Troopers and the Coast Guard recovered the body, which was not bound, and the victim was identified as 34-year-old Angeline Tanya Dundas.

There have been rumors that Dundas was bound — possibly hogtied — before her body was found.

“She was not hogtied,” Dossett said.

Dundas was with a friend on a dock along the Narrows when they separated. Dundas, who had been drinking, walked toward the end of the dock, according to Bengaard and Dossett.

“That’s the last contact that we know of,” Bengaard said.

Trooper spokeswoman Megan Peters in an email Thursday said the death was ruled an accidental drowning, that there were no signs of foul play and that alcohol was a factor in her death.

Troopers and the Ketchikan Volunteer Rescue Squad also conducted a search for a missing man in mid-November who hasn’t yet been found.

Justin Nathan, 22, was drinking and hiking with a friend on Deer Mountain. He was unable to make the descent — stopping around the second lookout, about two miles from the trailhead — and his friend came down the mountain to get help. Nathan was missing when the KVRS reached the lookout, and a multi-day search was unsuccessful.

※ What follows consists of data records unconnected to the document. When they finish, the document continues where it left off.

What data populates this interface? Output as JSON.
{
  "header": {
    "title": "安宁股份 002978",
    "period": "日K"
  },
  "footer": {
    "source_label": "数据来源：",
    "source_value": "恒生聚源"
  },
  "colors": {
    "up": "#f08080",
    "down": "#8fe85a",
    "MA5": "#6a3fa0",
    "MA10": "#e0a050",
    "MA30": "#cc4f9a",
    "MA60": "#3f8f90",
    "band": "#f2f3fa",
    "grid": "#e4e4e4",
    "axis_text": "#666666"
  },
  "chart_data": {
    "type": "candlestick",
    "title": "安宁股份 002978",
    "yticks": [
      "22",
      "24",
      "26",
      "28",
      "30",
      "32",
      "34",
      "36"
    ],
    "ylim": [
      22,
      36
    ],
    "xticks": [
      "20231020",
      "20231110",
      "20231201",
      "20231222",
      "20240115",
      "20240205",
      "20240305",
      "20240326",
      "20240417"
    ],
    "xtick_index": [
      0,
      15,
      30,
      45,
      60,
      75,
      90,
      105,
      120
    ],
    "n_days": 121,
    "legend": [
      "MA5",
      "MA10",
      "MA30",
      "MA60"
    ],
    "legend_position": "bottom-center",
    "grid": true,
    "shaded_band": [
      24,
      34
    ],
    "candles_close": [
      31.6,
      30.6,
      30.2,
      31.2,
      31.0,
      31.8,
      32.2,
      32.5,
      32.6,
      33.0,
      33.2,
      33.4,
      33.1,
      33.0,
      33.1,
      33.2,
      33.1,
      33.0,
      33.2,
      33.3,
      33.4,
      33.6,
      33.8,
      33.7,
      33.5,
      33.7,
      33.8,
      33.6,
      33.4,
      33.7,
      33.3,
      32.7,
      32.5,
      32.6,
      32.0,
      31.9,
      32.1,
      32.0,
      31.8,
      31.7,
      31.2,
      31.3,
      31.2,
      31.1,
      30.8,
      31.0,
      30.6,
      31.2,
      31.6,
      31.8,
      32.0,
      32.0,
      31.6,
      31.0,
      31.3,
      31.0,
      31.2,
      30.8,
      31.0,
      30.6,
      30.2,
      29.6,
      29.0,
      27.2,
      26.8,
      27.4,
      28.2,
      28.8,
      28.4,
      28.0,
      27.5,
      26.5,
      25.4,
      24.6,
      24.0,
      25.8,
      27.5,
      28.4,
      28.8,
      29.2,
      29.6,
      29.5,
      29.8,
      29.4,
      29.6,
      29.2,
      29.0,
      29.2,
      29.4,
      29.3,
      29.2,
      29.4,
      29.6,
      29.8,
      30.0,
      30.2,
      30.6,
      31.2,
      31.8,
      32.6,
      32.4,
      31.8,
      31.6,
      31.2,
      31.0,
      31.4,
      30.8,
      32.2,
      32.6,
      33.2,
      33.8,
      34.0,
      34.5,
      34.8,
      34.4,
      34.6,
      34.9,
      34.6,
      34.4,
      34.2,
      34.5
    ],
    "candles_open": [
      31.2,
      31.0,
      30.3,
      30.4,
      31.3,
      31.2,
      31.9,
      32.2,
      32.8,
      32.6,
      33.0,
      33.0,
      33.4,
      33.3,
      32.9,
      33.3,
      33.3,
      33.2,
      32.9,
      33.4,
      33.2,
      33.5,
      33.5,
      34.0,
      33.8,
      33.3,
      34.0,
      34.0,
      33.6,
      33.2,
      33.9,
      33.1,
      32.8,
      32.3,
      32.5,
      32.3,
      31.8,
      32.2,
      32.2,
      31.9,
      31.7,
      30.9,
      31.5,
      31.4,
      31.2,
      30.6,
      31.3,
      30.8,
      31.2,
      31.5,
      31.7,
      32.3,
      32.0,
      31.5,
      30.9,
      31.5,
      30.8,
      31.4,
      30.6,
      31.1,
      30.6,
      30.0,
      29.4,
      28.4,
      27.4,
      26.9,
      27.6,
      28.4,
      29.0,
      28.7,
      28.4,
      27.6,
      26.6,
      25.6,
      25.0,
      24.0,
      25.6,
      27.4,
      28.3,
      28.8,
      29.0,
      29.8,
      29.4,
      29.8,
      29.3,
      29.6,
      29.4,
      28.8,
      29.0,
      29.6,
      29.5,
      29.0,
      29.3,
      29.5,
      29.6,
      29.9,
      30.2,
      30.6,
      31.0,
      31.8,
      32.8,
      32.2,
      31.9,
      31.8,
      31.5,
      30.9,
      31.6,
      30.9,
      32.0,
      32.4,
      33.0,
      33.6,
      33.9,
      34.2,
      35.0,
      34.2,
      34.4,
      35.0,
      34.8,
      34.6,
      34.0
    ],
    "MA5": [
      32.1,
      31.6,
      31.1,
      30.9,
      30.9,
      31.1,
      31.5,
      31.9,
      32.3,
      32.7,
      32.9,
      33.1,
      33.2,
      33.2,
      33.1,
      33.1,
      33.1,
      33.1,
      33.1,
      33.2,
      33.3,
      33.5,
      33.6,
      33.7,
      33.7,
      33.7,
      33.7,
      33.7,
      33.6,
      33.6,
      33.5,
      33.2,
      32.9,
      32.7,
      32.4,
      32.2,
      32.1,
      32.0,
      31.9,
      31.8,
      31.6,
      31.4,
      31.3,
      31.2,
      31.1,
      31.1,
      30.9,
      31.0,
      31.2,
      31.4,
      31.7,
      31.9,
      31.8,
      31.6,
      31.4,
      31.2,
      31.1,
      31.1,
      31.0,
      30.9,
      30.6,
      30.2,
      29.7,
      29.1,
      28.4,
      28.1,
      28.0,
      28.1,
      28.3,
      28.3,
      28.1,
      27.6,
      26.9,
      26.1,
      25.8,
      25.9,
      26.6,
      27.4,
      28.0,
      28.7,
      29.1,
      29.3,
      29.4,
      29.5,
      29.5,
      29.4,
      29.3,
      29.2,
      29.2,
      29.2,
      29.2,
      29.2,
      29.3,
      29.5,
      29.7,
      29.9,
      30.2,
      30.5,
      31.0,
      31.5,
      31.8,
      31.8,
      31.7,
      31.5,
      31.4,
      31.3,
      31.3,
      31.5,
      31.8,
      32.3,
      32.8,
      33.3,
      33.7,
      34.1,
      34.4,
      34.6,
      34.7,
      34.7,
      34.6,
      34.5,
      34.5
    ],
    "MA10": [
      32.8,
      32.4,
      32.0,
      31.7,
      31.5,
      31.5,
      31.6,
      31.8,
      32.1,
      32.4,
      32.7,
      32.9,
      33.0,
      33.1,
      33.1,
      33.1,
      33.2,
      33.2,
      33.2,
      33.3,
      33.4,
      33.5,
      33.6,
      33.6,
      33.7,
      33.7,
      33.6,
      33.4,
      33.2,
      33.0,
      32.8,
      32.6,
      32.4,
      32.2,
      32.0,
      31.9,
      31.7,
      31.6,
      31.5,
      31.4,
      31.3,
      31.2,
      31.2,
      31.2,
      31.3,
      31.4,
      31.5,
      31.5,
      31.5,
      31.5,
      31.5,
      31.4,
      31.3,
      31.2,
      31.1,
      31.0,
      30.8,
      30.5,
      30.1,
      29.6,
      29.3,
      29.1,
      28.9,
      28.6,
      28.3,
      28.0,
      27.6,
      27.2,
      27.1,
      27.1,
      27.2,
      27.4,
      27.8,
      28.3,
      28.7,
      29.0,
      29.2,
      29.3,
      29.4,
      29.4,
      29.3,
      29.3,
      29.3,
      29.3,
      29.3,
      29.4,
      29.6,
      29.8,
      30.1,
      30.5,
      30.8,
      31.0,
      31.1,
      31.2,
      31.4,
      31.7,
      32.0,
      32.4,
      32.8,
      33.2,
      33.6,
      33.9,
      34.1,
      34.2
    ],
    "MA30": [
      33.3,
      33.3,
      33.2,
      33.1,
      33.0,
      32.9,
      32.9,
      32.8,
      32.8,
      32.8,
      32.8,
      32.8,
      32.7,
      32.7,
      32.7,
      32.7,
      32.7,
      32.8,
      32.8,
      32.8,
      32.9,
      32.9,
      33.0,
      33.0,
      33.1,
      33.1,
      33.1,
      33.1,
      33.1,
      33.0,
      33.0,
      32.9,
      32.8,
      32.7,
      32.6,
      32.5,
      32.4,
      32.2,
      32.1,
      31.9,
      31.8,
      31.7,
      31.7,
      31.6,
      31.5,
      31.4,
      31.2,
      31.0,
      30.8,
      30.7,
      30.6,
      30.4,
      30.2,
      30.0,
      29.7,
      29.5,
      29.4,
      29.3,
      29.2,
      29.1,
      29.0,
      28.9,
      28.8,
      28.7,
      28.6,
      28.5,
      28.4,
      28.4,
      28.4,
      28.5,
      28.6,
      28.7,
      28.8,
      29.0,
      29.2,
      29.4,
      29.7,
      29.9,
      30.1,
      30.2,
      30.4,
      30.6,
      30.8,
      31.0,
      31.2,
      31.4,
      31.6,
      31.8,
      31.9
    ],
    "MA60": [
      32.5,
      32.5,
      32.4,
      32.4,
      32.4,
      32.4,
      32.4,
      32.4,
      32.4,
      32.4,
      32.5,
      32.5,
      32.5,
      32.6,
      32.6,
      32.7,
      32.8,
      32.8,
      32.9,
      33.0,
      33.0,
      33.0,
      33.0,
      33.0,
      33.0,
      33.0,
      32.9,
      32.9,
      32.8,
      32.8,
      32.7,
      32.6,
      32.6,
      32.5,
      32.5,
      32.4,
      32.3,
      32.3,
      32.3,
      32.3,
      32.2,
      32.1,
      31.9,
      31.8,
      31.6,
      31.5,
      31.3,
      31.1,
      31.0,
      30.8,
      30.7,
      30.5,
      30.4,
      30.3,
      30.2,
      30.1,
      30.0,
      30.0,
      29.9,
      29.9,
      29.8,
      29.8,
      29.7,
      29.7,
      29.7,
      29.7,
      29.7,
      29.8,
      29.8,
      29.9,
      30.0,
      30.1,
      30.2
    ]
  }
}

Alcohol likely played a factor in most of the recent disappearances, according to Dossett.

Anyone with information on the missing person cases may contact the KPD at (907) 225-6631.

“These people are from Ketchikan and they have family members that are worried about them,” Dossett said. “We’ll run down any lead we get and try to talk to whoever has information, because we want to find out what happened to them and where they might be.”